Mark Smith
Analyst · Raymond James
Engine business, yeah. So engine business margins were up, right? And we've been of course, we set out our stall for improving margins. In the current quarter, relative to the prior year, JV income, as you said, improved from some of the tech fleets. They're going to be lumpy, probably won't continue at that rate. China, haven't been seeing any dramatic changes in demand for some time. Past looking comment, not a forward-looking comment. It's been pretty steady. So yes, probably a little could be a little bit lower going forward. Product coverage or warranty, as many people refer to it, has been an enormous success story over multiple years, of which the engine is the biggest driver of that. That really helped in the second quarter. For the company, our product coverage costs were 1.9% in the quarter. Normally, we'd be looking in the 2% to 2.5% range, so that was a real positive. We saw strong parts demand, it remains to be -- we hope parts demand will remain resilient as we work through this period of uncertainty, but we don't know. We've got some additional pricing where we launched products in the light duty part of the business.

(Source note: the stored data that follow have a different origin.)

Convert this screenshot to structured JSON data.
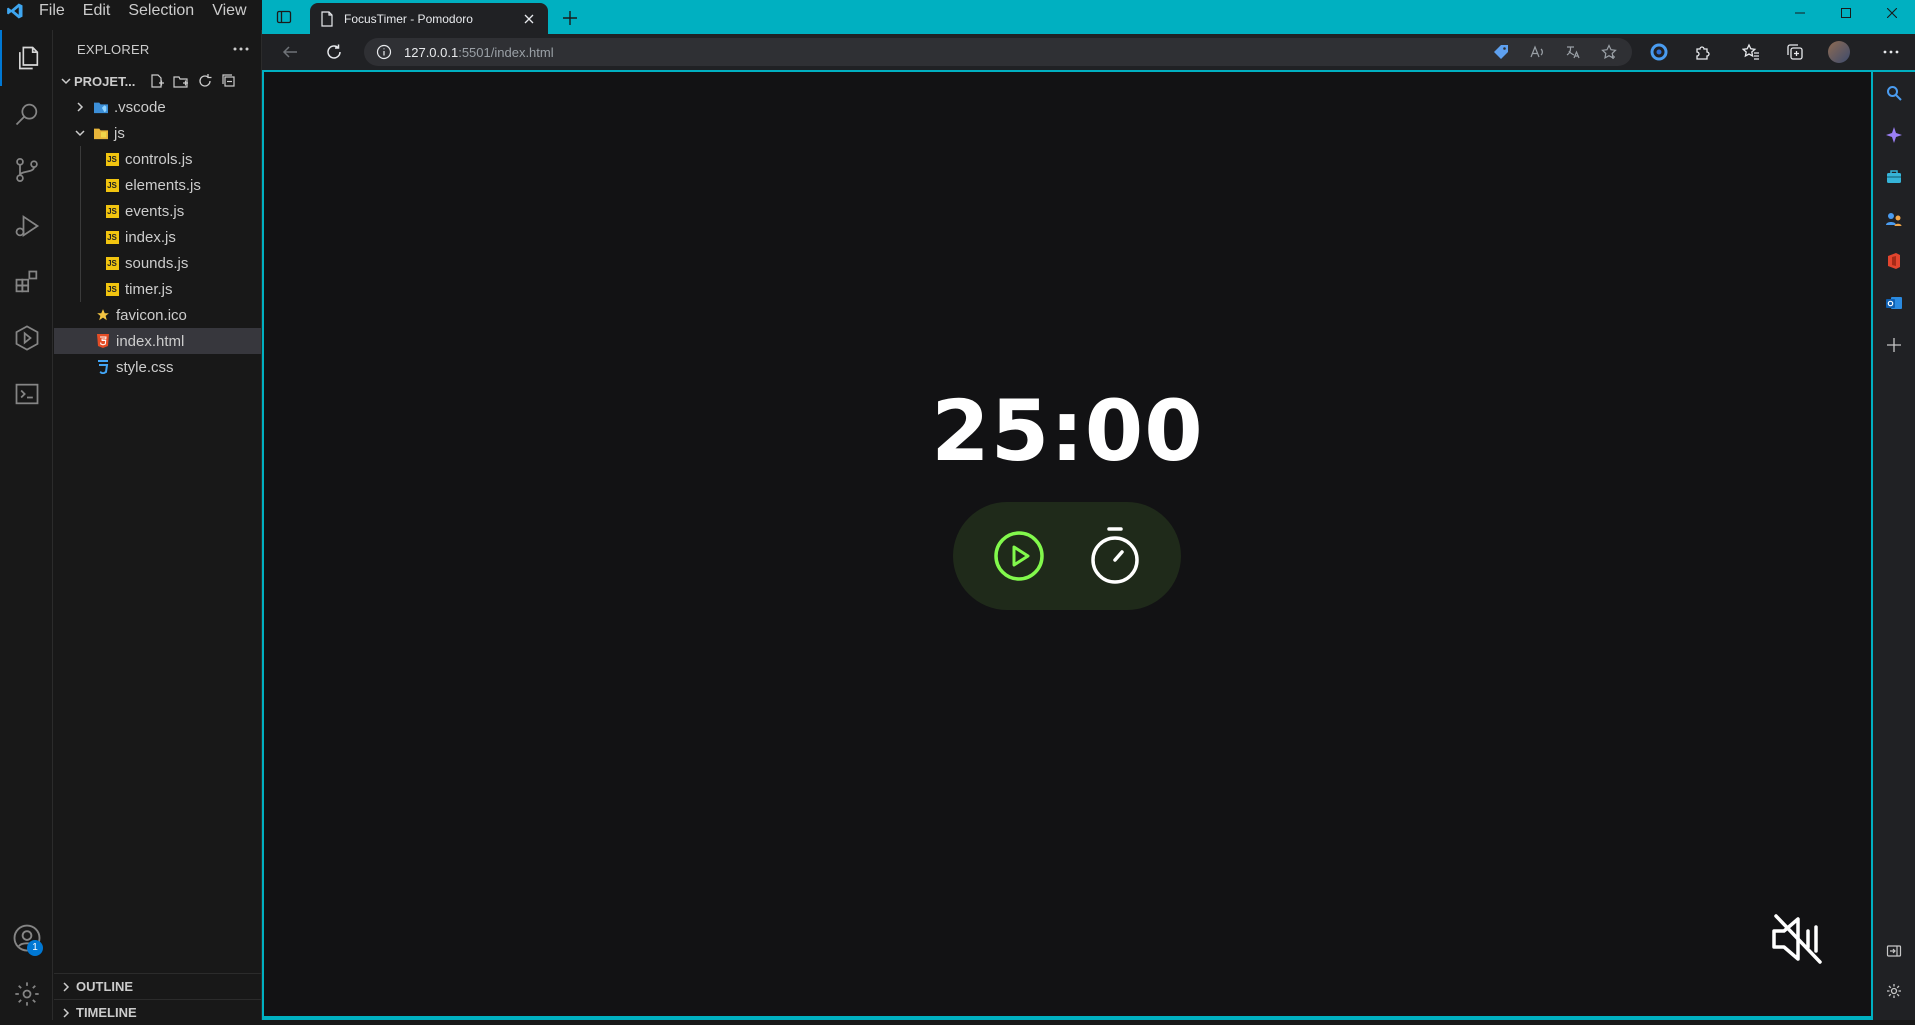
{
  "vscode": {
    "menu": [
      "File",
      "Edit",
      "Selection",
      "View"
    ],
    "explorer": {
      "title": "EXPLORER",
      "project": "PROJET...",
      "tree": [
        {
          "label": ".vscode",
          "type": "folder",
          "expanded": false,
          "depth": 0
        },
        {
          "label": "js",
          "type": "folder",
          "expanded": true,
          "depth": 0
        },
        {
          "label": "controls.js",
          "type": "js",
          "depth": 1
        },
        {
          "label": "elements.js",
          "type": "js",
          "depth": 1
        },
        {
          "label": "events.js",
          "type": "js",
          "depth": 1
        },
        {
          "label": "index.js",
          "type": "js",
          "depth": 1
        },
        {
          "label": "sounds.js",
          "type": "js",
          "depth": 1
        },
        {
          "label": "timer.js",
          "type": "js",
          "depth": 1
        },
        {
          "label": "favicon.ico",
          "type": "ico",
          "depth": 0
        },
        {
          "label": "index.html",
          "type": "html",
          "depth": 0,
          "selected": true
        },
        {
          "label": "style.css",
          "type": "css",
          "depth": 0
        }
      ],
      "outline": "OUTLINE",
      "timeline": "TIMELINE"
    },
    "accounts_badge": "1"
  },
  "browser": {
    "tab_title": "FocusTimer - Pomodoro",
    "url_host": "127.0.0.1",
    "url_path": ":5501/index.html"
  },
  "app": {
    "timer": "25:00",
    "colors": {
      "background": "#121214",
      "controls_bg": "#1f2a1a",
      "accent": "#82f94c"
    }
  }
}
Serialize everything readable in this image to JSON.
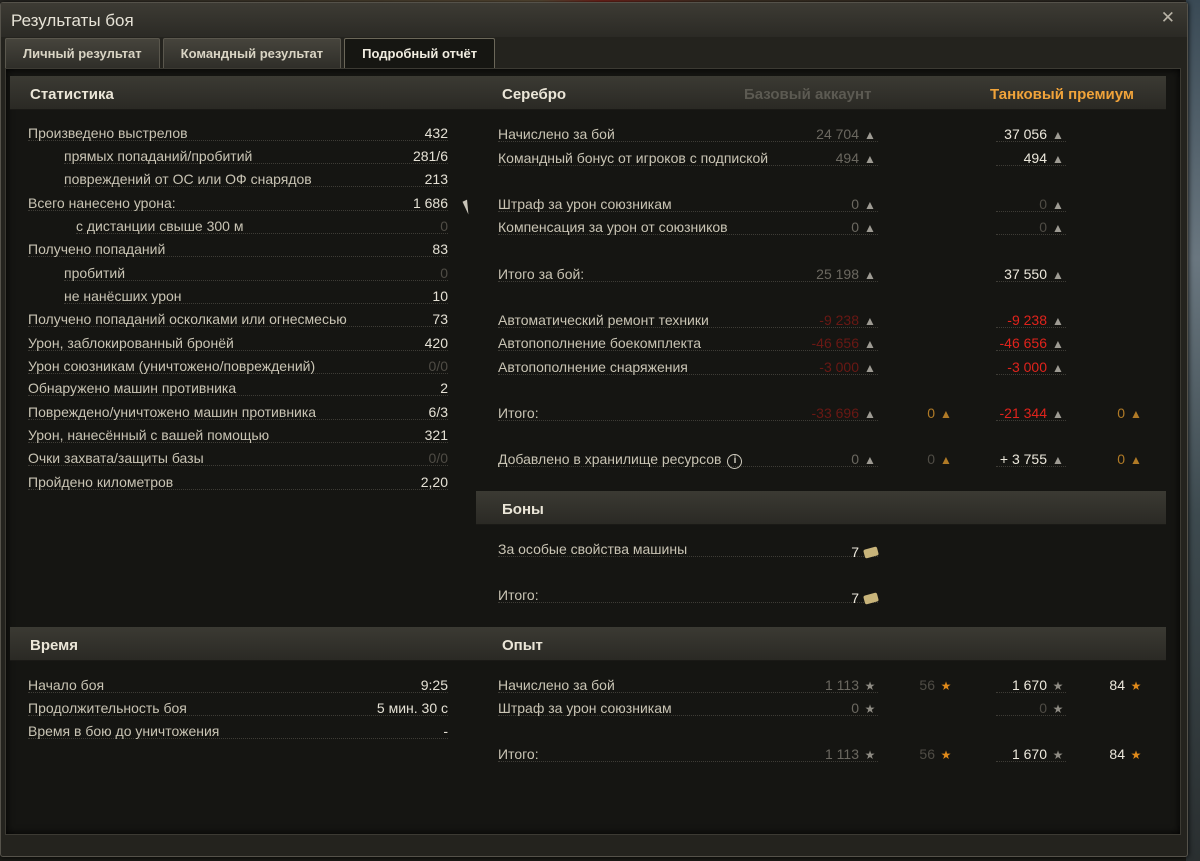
{
  "window": {
    "title": "Результаты боя",
    "close": "✕"
  },
  "tabs": [
    "Личный результат",
    "Командный результат",
    "Подробный отчёт"
  ],
  "stats": {
    "title": "Статистика",
    "rows": [
      {
        "label": "Произведено выстрелов",
        "value": "432"
      },
      {
        "label": "прямых попаданий/пробитий",
        "value": "281/6"
      },
      {
        "label": "повреждений от ОС или ОФ снарядов",
        "value": "213"
      },
      {
        "label": "Всего нанесено урона:",
        "value": "1 686"
      },
      {
        "label": "с дистанции свыше 300 м",
        "value": "0"
      },
      {
        "label": "Получено попаданий",
        "value": "83"
      },
      {
        "label": "пробитий",
        "value": "0"
      },
      {
        "label": "не нанёсших урон",
        "value": "10"
      },
      {
        "label": "Получено попаданий осколками или огнесмесью",
        "value": "73"
      },
      {
        "label": "Урон, заблокированный бронёй",
        "value": "420"
      },
      {
        "label": "Урон союзникам (уничтожено/повреждений)",
        "value": "0/0"
      },
      {
        "label": "Обнаружено машин противника",
        "value": "2"
      },
      {
        "label": "Повреждено/уничтожено машин противника",
        "value": "6/3"
      },
      {
        "label": "Урон, нанесённый с вашей помощью",
        "value": "321"
      },
      {
        "label": "Очки захвата/защиты базы",
        "value": "0/0"
      },
      {
        "label": "Пройдено километров",
        "value": "2,20"
      }
    ]
  },
  "time": {
    "title": "Время",
    "rows": [
      {
        "label": "Начало боя",
        "value": "9:25"
      },
      {
        "label": "Продолжительность боя",
        "value": "5 мин. 30 с"
      },
      {
        "label": "Время в бою до уничтожения",
        "value": "-"
      }
    ]
  },
  "silver": {
    "title": "Серебро",
    "col_basic": "Базовый аккаунт",
    "col_premium": "Танковый премиум",
    "rows": [
      {
        "label": "Начислено за бой",
        "basic": "24 704",
        "premium": "37 056"
      },
      {
        "label": "Командный бонус от игроков с подпиской",
        "basic": "494",
        "premium": "494"
      },
      {
        "label": "Штраф за урон союзникам",
        "basic": "0",
        "premium": "0"
      },
      {
        "label": "Компенсация за урон от союзников",
        "basic": "0",
        "premium": "0"
      },
      {
        "label": "Итого за бой:",
        "basic": "25 198",
        "premium": "37 550"
      },
      {
        "label": "Автоматический ремонт техники",
        "basic": "-9 238",
        "premium": "-9 238"
      },
      {
        "label": "Автопополнение боекомплекта",
        "basic": "-46 656",
        "premium": "-46 656"
      },
      {
        "label": "Автопополнение снаряжения",
        "basic": "-3 000",
        "premium": "-3 000"
      },
      {
        "label": "Итого:",
        "basic": "-33 696",
        "basic_gold": "0",
        "premium": "-21 344",
        "premium_gold": "0"
      },
      {
        "label": "Добавлено в хранилище ресурсов",
        "basic": "0",
        "basic_gold": "0",
        "premium": "+ 3 755",
        "premium_gold": "0"
      }
    ]
  },
  "bonds": {
    "title": "Боны",
    "rows": [
      {
        "label": "За особые свойства машины",
        "value": "7"
      },
      {
        "label": "Итого:",
        "value": "7"
      }
    ]
  },
  "xp": {
    "title": "Опыт",
    "rows": [
      {
        "label": "Начислено за бой",
        "basic": "1 113",
        "basic_free": "56",
        "premium": "1 670",
        "premium_free": "84"
      },
      {
        "label": "Штраф за урон союзникам",
        "basic": "0",
        "premium": "0"
      },
      {
        "label": "Итого:",
        "basic": "1 113",
        "basic_free": "56",
        "premium": "1 670",
        "premium_free": "84"
      }
    ]
  },
  "icons": {
    "silver": "silver-coin-icon",
    "gold": "gold-coin-icon",
    "xp": "xp-star-icon",
    "free_xp": "free-xp-star-icon",
    "info": "info-icon",
    "bond": "bond-icon"
  },
  "colors": {
    "premium_header": "#f0a33a",
    "negative": "#e0231c",
    "background": "#151512"
  }
}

So, there were many ingredients to the engine business improvement, but, of course, the full year -- so we can say we're off to a good start. We of course were expecting, like others, some accelerating truck demand in the second half of the year. And right now, the momentum, you've seen the truck orders, you don't need me to tell you the momentum has been going in the wrong way, so we'll have to see. But overall, yes, at a good start, there are a number of factors, some of which may continue, some of which may fade. Volume is going to be the big question, I think from here.